« La Troisième vie », de Fabrice Arfi, Seuil, 256 p., 20 €, numérique 15 €.
Des fantômes naissent-ils dans une ville grise de Roumanie où les espions apprenaient autrefois l’art et le mode de vie de l’Occident avant de s’infiltrer dans le « monde libre » ? En 1969, lorsqu’un designer industriel roumain nommé Vincenzo Benedetto arrive avec son épouse dans la région lyonnaise, c’est, officiellement, pour rejoindre sa famille d’origine italienne qu’il ne connaît pas. Son visa obtenu, après bien des difficultés, dans un pays gouverné d’une main de fer par le méchant couple Ceausescu, il ne quitte plus la France, où il mène une existence paisible. Mais, onze ans plus tard, cinq policiers du contre-espionnage français frappent à sa porte, persuadés que le discret M. Benedetto est un agent des services secrets roumains, un « fantôme » infiltré. Incarcéré quelques mois, puis libéré sur l’intervention de Maurice Faure, éphémère garde des Sceaux du premier gouvernement de François Mitterrand, nouvellement élu président de la République, en mai 1981, cet homme énigmatique ne fera plus jamais parler de lui. .
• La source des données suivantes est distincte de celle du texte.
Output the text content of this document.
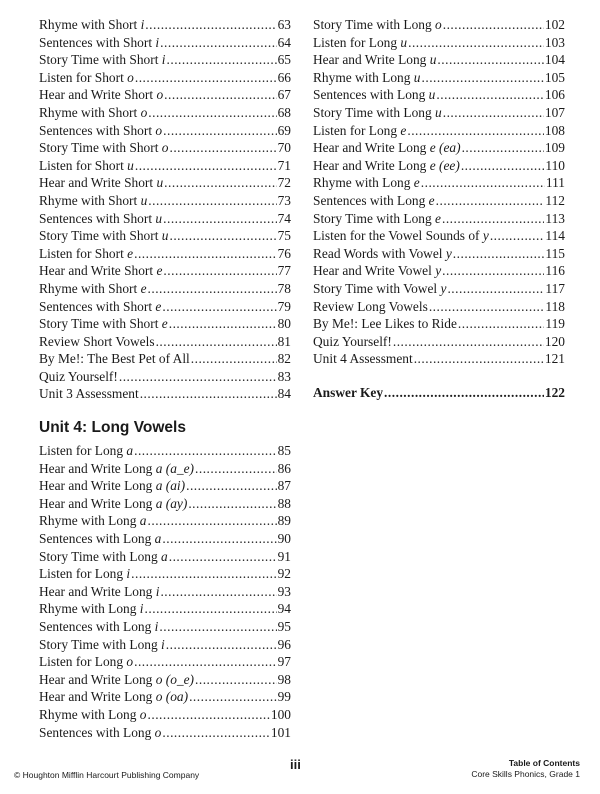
Rhyme with Short i .....	63
Sentences with Short i .....	64
Story Time with Short i .....	65
Listen for Short o .....	66
Hear and Write Short o .....	67
Rhyme with Short o .....	68
Sentences with Short o .....	69
Story Time with Short o .....	70
Listen for Short u .....	71
Hear and Write Short u .....	72
Rhyme with Short u .....	73
Sentences with Short u .....	74
Story Time with Short u .....	75
Listen for Short e .....	76
Hear and Write Short e .....	77
Rhyme with Short e .....	78
Sentences with Short e .....	79
Story Time with Short e .....	80
Review Short Vowels .....	81
By Me!: The Best Pet of All .....	82
Quiz Yourself! .....	83
Unit 3 Assessment .....	84
Unit 4: Long Vowels
Listen for Long a .....	85
Hear and Write Long a (a_e) .....	86
Hear and Write Long a (ai) .....	87
Hear and Write Long a (ay) .....	88
Rhyme with Long a .....	89
Sentences with Long a .....	90
Story Time with Long a .....	91
Listen for Long i .....	92
Hear and Write Long i .....	93
Rhyme with Long i .....	94
Sentences with Long i .....	95
Story Time with Long i .....	96
Listen for Long o .....	97
Hear and Write Long o (o_e) .....	98
Hear and Write Long o (oa) .....	99
Rhyme with Long o .....	100
Sentences with Long o .....	101
Story Time with Long o .....	102
Listen for Long u .....	103
Hear and Write Long u .....	104
Rhyme with Long u .....	105
Sentences with Long u .....	106
Story Time with Long u .....	107
Listen for Long e .....	108
Hear and Write Long e (ea) .....	109
Hear and Write Long e (ee) .....	110
Rhyme with Long e .....	111
Sentences with Long e .....	112
Story Time with Long e .....	113
Listen for the Vowel Sounds of y .....	114
Read Words with Vowel y .....	115
Hear and Write Vowel y .....	116
Story Time with Vowel y .....	117
Review Long Vowels .....	118
By Me!: Lee Likes to Ride .....	119
Quiz Yourself! .....	120
Unit 4 Assessment .....	121
Answer Key .....	122
© Houghton Mifflin Harcourt Publishing Company
iii	Table of Contents
Core Skills Phonics, Grade 1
Quinze ans, entre deux enquêtes sur le financement libyen de la campagne de Nicolas Sarkozy ou l’affaire Bettencourt, le journaliste Fabrice Arfi, pilier du site d’information Mediaparttentera de reconstituer le fil de l’existence de Benedetto. Un fil inévitablement rouge, noué autour de cette question : est-il possible que l’ancien ministre socialiste de la Défense Charles Hernu, reconnu coupable d’espionnage au profit du bloc de l’Est jusqu’en 1963, ait poursuivi ses activités occultes bien plus longtemps ? Et si Benedetto avait été son officier traitant ?
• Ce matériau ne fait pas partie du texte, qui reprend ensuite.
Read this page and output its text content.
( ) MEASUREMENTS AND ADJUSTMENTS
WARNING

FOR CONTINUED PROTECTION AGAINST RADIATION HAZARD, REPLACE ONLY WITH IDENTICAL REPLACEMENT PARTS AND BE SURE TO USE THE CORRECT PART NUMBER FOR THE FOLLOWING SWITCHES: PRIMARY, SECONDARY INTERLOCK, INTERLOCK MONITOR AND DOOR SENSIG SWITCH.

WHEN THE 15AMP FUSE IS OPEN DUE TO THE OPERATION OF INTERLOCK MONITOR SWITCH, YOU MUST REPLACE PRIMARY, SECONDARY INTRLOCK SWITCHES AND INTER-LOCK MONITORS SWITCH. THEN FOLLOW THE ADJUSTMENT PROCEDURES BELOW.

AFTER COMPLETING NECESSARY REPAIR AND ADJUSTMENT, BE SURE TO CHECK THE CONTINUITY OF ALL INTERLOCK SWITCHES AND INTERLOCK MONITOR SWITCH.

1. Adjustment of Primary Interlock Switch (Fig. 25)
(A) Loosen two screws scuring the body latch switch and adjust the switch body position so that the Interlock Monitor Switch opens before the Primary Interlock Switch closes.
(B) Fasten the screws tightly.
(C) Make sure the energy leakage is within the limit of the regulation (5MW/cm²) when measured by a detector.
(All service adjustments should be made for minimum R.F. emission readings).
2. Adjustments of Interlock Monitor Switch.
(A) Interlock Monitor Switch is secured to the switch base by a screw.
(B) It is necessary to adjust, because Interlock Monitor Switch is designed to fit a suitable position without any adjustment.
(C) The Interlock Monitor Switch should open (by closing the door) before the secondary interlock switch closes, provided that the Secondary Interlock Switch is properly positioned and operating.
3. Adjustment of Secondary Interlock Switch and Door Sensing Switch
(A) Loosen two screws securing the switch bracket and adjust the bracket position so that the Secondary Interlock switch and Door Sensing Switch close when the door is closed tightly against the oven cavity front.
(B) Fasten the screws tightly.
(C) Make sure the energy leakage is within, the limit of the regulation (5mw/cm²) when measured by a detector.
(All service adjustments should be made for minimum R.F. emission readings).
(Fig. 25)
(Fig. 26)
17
Un passé en nuances de gris
Pour aller au fond des choses, le journaliste “des cahiers entiers noircis (…)visité des centres d’archives à Paris, Vincennes, Lyon, Villeurbanne, voyage en Roumanie ». Internet ne sert à rien dans cette quête où les indices doivent être déchiffrés entre les lignes des « blancs », ces notes anonymes établies par les services de renseignement. Les feuilles de papier pulp enfouies dans des cartons d’archives poussiéreux révèlent un passé en camaïeux de gris, peuplé de silhouettes en vestes à larges revers, les yeux mi-clos derrière des lunettes en écaille. Nous y rencontrons l’ancien ministre Charles Fiterman et le transfuge roumain de haut rang Ion Mihai Pacepa, les espions de la Securitate trafiquant du foie gras et les dirigeants socialistes potelés reniflant sous la ligne de flottaison du « les eaux noires de la raison d’État ».